Bulan November tahun ini, MUI memiliki kepengurusan baru masa bakti 2020-2025. Ketika melihat komposisi kepengurusan MUI 2020-2025, banyak orang berharap bahwa kepengurusan baru ini akan membawa angin segar berupa perubahan pada peran dan sikap baru di dalam MUI. Harapan pada kepengurusan baru MUI ini muncul karena memang ada semacam “tindakan bersih-bersih dari MUI” dari pengurus-pengurus MUI yang selama ini banyak menimbulkan banyak kontroversi, baik kontroversi dalam bidang agama dan politik.

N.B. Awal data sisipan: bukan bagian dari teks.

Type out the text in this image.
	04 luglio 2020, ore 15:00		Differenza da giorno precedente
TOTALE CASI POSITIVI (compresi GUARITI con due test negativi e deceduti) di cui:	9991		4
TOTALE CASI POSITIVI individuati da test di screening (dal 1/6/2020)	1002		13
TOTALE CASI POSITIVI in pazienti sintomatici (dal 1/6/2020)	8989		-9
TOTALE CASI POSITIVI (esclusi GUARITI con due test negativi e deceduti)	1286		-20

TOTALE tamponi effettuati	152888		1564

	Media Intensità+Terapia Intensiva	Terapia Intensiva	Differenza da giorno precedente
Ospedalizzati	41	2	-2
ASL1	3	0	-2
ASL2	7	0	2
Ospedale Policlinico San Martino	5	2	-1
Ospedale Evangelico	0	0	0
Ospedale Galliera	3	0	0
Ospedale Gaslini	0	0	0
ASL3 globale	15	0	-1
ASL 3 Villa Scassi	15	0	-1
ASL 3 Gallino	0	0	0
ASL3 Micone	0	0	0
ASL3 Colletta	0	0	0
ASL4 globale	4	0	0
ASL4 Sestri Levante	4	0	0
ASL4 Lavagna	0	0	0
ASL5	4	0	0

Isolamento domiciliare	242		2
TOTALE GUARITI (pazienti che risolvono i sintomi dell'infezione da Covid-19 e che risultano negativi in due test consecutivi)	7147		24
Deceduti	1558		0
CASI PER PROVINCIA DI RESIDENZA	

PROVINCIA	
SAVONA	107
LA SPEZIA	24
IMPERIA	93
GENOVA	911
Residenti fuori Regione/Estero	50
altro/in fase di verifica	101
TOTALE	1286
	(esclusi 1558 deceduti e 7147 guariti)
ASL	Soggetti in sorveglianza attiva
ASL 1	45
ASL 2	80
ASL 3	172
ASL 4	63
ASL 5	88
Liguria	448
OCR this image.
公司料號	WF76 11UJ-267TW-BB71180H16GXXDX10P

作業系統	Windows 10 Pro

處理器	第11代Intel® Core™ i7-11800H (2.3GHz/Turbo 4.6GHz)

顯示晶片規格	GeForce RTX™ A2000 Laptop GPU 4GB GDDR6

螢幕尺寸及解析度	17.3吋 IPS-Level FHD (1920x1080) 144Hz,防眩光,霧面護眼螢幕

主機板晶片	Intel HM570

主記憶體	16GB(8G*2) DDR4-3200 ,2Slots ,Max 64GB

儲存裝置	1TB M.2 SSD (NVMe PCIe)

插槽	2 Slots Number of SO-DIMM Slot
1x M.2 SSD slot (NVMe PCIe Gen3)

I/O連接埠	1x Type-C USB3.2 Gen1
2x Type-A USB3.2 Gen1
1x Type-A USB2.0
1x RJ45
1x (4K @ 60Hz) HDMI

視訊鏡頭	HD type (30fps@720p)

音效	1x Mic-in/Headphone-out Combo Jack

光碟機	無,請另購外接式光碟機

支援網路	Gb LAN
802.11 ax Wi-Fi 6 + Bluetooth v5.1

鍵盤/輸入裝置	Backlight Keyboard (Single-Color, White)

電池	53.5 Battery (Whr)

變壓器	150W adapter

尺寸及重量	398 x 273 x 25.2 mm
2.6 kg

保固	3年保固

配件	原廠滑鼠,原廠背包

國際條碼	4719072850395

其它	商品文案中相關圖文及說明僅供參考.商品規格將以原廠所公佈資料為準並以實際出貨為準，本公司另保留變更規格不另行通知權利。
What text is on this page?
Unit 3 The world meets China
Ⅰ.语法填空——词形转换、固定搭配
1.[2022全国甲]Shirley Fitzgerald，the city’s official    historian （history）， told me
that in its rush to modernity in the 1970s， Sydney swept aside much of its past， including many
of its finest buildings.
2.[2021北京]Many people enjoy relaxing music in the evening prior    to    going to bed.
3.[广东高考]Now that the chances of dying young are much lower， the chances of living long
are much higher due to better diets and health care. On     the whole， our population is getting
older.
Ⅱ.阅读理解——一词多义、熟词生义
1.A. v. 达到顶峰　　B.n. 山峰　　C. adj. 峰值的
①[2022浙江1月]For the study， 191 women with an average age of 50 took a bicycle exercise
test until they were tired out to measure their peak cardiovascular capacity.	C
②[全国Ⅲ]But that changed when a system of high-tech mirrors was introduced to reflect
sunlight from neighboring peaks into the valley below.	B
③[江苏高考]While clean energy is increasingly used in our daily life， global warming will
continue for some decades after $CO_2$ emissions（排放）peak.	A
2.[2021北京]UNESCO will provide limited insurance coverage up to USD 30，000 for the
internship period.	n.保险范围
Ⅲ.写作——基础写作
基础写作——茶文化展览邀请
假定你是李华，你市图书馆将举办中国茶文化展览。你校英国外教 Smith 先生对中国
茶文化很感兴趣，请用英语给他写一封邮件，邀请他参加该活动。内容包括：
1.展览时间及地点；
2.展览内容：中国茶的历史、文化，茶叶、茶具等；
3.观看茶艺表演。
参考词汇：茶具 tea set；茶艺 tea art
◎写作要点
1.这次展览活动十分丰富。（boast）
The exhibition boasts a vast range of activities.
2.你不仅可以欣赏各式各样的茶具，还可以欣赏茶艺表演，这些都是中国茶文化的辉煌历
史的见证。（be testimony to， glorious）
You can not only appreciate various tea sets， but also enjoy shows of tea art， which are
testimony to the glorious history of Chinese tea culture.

Pertanyaan kita, apakah MUI baru ini akan tampil lebih menyejukkan di tengah-tengah masyarakat kita yang sedang memiliki banyak masalah? Apakah MUI akan meninggalkan baju konservatif menuju baju moderat? Lalu, setelah tidak ada Tengku Zul, Bachtiar Natsir, Yusuf Martak, dan kawan-kawannya, apakah MUI akan mengeluarkan fatwa-fatwa yang menyejukkan dan membela kaum minoritas sebagai misal?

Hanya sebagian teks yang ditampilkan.